Biography
Over the past seven years, I have moved from cancer genomics to drug development to neurodegeneration, using data to make biological discoveries at scale. Across my work (10+ publications, 2 patents), I focus on applying computational approaches to identify structure in complex biological systems and translate it into insights in human health.
I developed HRD-Sig, a pan-cancer biomarker derived from pattern analysis of over 260,000 cancer genomes, now used routinely in clinical profiling at the largest clinical cancer genomics profiling company in the U.S, Foundation Medicine (Roche). I then moved to London to join a five person drug discovery startup, where I led transcriptomic analyses to investigate mechanisms of action and supported cell therapy programmes. I subsequently transitioned to academia through an MSc at the Great Ormond Street Institute of Child Health (UCL), focusing on biomarker development and gene therapy in rare disease.

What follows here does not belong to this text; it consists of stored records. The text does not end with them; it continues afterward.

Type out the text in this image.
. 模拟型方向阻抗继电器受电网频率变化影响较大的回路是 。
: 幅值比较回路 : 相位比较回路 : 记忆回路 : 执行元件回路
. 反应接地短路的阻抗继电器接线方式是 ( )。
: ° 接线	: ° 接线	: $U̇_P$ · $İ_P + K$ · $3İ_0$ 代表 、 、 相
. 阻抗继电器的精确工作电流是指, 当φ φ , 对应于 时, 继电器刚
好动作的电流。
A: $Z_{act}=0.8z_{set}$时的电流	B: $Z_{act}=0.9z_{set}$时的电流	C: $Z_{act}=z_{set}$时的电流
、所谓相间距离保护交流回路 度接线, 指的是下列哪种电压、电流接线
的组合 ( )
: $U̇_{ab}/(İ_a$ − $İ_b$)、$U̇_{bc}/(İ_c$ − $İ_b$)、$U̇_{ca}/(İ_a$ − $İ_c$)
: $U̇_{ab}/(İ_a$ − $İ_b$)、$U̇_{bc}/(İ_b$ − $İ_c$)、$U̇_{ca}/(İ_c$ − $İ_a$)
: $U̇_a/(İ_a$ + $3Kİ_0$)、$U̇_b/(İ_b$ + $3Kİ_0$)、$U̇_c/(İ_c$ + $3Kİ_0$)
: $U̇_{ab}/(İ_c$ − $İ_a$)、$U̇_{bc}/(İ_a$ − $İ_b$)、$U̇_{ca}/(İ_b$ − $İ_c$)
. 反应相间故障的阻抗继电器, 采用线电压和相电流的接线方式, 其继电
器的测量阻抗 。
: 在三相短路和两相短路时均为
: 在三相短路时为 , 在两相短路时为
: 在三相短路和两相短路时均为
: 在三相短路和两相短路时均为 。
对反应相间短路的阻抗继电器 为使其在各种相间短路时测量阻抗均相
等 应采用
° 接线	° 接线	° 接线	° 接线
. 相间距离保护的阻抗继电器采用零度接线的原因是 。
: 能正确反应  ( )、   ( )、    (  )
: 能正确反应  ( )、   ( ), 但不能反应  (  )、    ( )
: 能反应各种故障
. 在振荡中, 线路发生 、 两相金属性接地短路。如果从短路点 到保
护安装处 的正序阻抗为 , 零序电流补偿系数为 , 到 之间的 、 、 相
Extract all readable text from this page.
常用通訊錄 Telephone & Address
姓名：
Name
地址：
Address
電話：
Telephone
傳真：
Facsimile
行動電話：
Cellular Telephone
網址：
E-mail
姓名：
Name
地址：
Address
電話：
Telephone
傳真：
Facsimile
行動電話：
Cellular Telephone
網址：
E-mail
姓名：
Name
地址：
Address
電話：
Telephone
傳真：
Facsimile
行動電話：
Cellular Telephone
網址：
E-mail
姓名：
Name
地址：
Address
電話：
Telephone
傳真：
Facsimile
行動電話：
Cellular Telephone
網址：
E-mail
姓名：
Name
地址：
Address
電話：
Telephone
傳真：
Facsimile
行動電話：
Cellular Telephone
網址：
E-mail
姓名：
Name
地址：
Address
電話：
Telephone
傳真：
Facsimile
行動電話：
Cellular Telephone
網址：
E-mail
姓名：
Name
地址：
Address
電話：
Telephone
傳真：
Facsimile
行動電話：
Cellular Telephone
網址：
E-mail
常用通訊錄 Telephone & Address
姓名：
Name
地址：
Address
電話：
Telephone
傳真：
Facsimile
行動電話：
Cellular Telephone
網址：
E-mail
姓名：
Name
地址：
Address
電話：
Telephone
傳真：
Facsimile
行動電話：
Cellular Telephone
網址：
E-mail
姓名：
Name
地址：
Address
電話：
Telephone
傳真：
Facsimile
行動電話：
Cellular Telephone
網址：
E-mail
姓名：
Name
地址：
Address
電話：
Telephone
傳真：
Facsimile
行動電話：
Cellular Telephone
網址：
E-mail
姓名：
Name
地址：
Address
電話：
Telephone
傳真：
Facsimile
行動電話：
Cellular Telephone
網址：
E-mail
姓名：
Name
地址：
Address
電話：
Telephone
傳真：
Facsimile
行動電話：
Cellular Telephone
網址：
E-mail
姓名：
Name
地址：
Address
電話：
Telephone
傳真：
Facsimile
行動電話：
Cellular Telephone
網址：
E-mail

I am now applying this approach in the Skene lab, working to advance the quantitative understanding of the cellular degeneration in Parkinson’s disease. In parallel, I am interested in large-scale genomic datasets and developing agentic-AI for biology research, including work with ClawBio.
Research interest
My research in the Skene lab has two arms. The first is a systematic review and meta-analysis of 189 neuropathology studies in Parkinson's disease, producing a new quantitative framing of selective vulnerability as a threshold effect on neuronal reserve rather than accelerated loss.
The second is scaling MAGMA cell-typing into a systematic programme that maps which cell types underpin genetic risk across the full space of human GWAS, benchmarked against proteomic and rare-variant data and released as an open resource.
Alongside this, I develop agentic-AI tooling for the lab and the broader ClawBio project, building the analytical infrastructure needed to keep pace with the frontier of neurodegeneration research.